「最終的に彼の伴侶が戦争を終わらせた。剣は始祖により冥界に封印された。そして、この剣は私が持っている。もてないと思っていたけれど、この手にある。人間に血が吸いたくて仕方がないみたい」
返す言葉は出てこなかった。どうすればいいのだろう。
彼女は、本気なんだって思った。こんな説明をするのも私より優位にたっていると、言いたいのだろう。

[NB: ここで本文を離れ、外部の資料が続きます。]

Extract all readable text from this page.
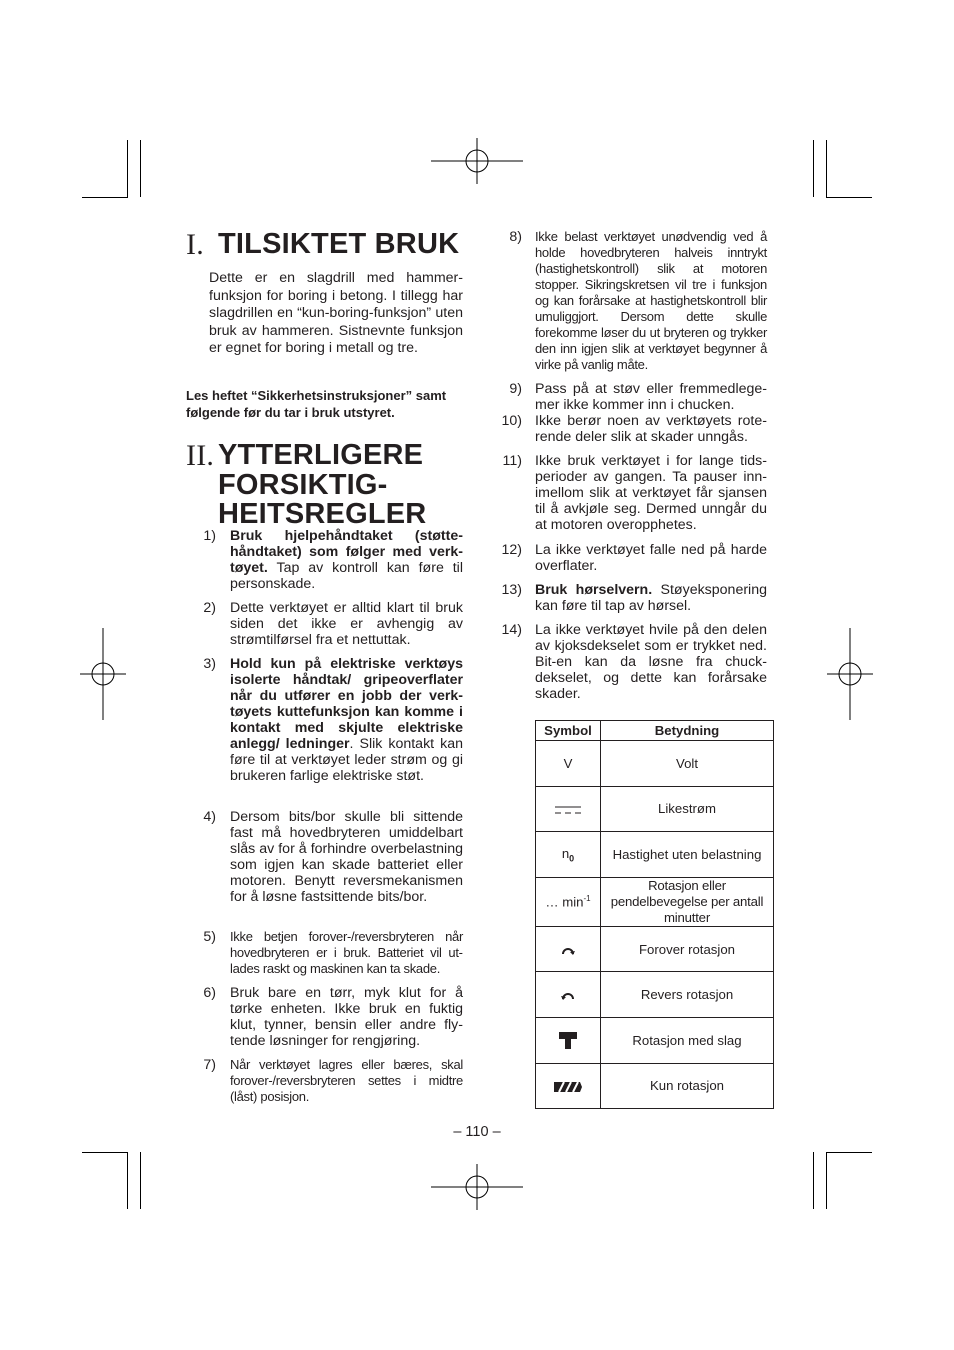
I. TILSIKTET BRUK
Dette er en slagdrill med hammerfunksjon for boring i betong. I tillegg har slagdrillen en “kun-boring-funksjon” uten bruk av hammeren. Sistnevnte funksjon er egnet for boring i metall og tre.
Les heftet “Sikkerhetsinstruksjoner” samt følgende før du tar i bruk utstyret.
II. YTTERLIGERE
FORSIKTIG-
HEITSREGLER
1) Bruk hjelpehåndtaket (støttehåndtaket) som følger med verktøyet. Tap av kontroll kan føre til personskade.
2) Dette verktøyet er alltid klart til bruk siden det ikke er avhengig av strømtilførsel fra et nettuttak.
3) Hold kun på elektriske verktøys isolerte håndtak/ gripeoverflater når du utfører en jobb der verktøyets kuttefunksjon kan komme i kontakt med skjulte elektriske anlegg/ ledninger. Slik kontakt kan føre til at verktøyet leder strøm og gi brukeren farlige elektriske støt.
4) Dersom bits/bor skulle bli sittende fast må hovedbryteren umiddelbart slås av for å forhindre overbelastning som igjen kan skade batteriet eller motoren. Benytt reversmekanismen for å løsne fastsittende bits/bor.
5) Ikke betjen forover-/reversbryteren når hovedbryteren er i bruk. Batteriet vil utlades raskt og maskinen kan ta skade.
6) Bruk bare en tørr, myk klut for å tørke enheten. Ikke bruk en fuktig klut, tynner, bensin eller andre flytende løsninger for rengjøring.
7) Når verktøyet lagres eller bæres, skal forover-/reversbryteren settes i midtre (låst) posisjon.
8) Ikke belast verktøyet unødvendig ved å holde hovedbryteren halveis inntrykt (hastighetskontroll) slik at motoren stopper. Sikringskretsen vil tre i funksjon og kan forårsake at hastighetskontroll blir umuliggjort. Dersom dette skulle forekomme løser du ut bryteren og trykker den inn igjen slik at verktøyet begynner å virke på vanlig måte.
9) Pass på at støv eller fremmedlegemer ikke kommer inn i chucken.
10) Ikke berør noen av verktøyets roterende deler slik at skader unngås.
11) Ikke bruk verktøyet i for lange tidsperioder av gangen. Ta pauser innimellom slik at verktøyet får sjansen til å avkjøle seg. Dermed unngår du at motoren overopphetes.
12) La ikke verktøyet falle ned på harde overflater.
13) Bruk hørselvern. Støyeksponering kan føre til tap av hørsel.
14) La ikke verktøyet hvile på den delen av kjoksdekselet som er trykket ned. Bit-en kan da løsne fra chuckdekselet, og dette kan forårsake skader.
Symbol	Betydning
V	Volt
	Likestrøm
$n_0$	Hastighet uten belastning
… $\min^{-1}$	Rotasjon eller pendelbevegelse per antall minutter
	Forover rotasjon
	Revers rotasjon
	Rotasjon med slag
	Kun rotasjon
– 110 –
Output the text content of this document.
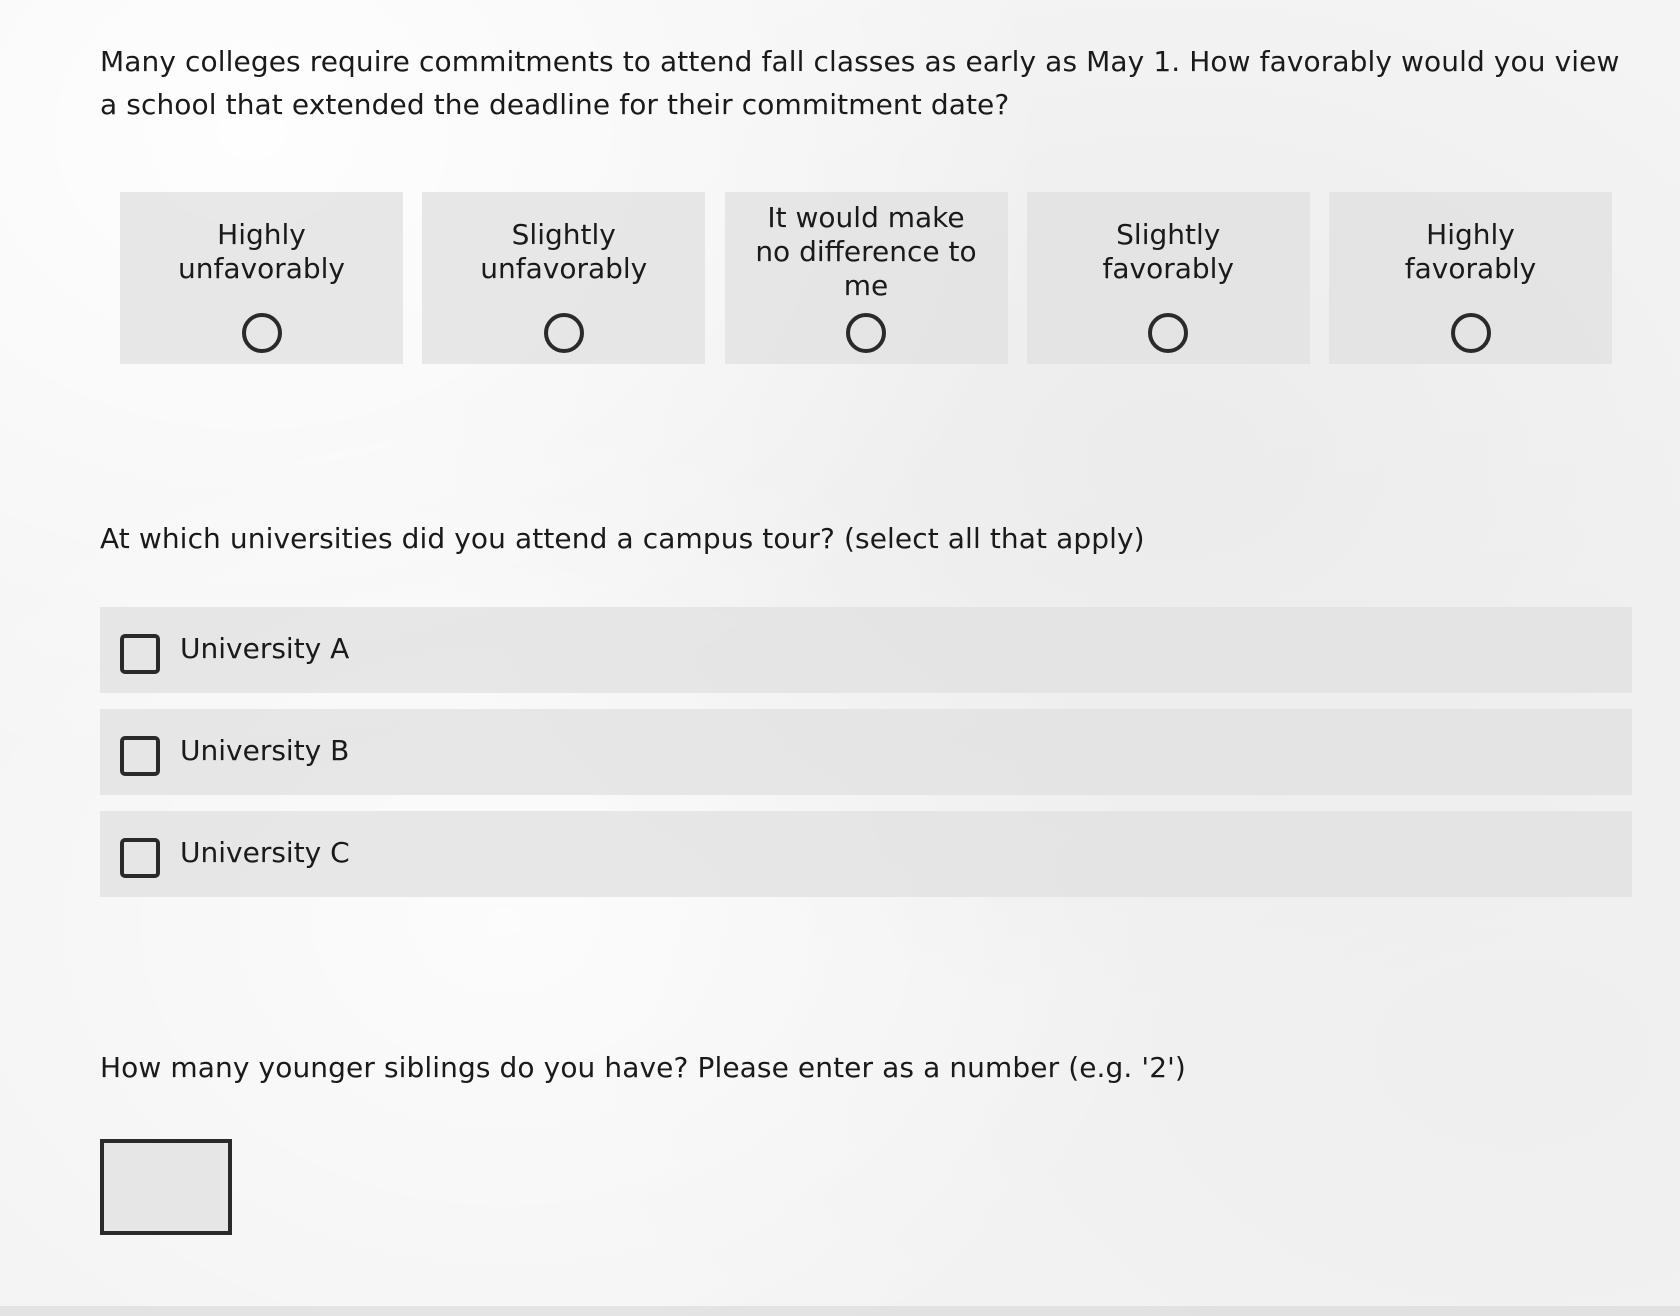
Many colleges require commitments to attend fall classes as early as May 1. How favorably would you view a school that extended the deadline for their commitment date?

Highly unfavorably
Slightly unfavorably
It would make no difference to me
Slightly favorably
Highly favorably

At which universities did you attend a campus tour? (select all that apply)

University A
University B
University C

How many younger siblings do you have? Please enter as a number (e.g. '2')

黙り込むわたしを睨んだまま、ルーテルさんはさらに言い放つ。
「あなたを殺めるために、盗んできたの。貴女を殺めて、私も同じ…もし、生まれ変わる事が出来たのなら…その時は、仲良くしましょ」
そう言い放ち、剣を大きく振りかぶる。反射的に力強く目をつぶった時だった。
「ルーテル、やめろ」
「…っ」
とても低く、威圧的な声が廊下に響く。聞いたことのある声に顔を上げると、ライに抑えられたままルーテルさんを睨むグレンさんがいた。
その瞳は金色で、入れ違ったとすぐにわかった。
「ぐ、グレン…さん?」
名前を呼べばルーテルさんは唇をかみ締め、矛先を下に下ろす。
「グレン…様」
「ライ、手を離せ」
「え…あ…それはっ」
二度目の言葉はなかった。金色の鋭い瞳に見つめられ、ライはうつむき腕を離す。その行為が気に入らないかのように彼女はライを睨む。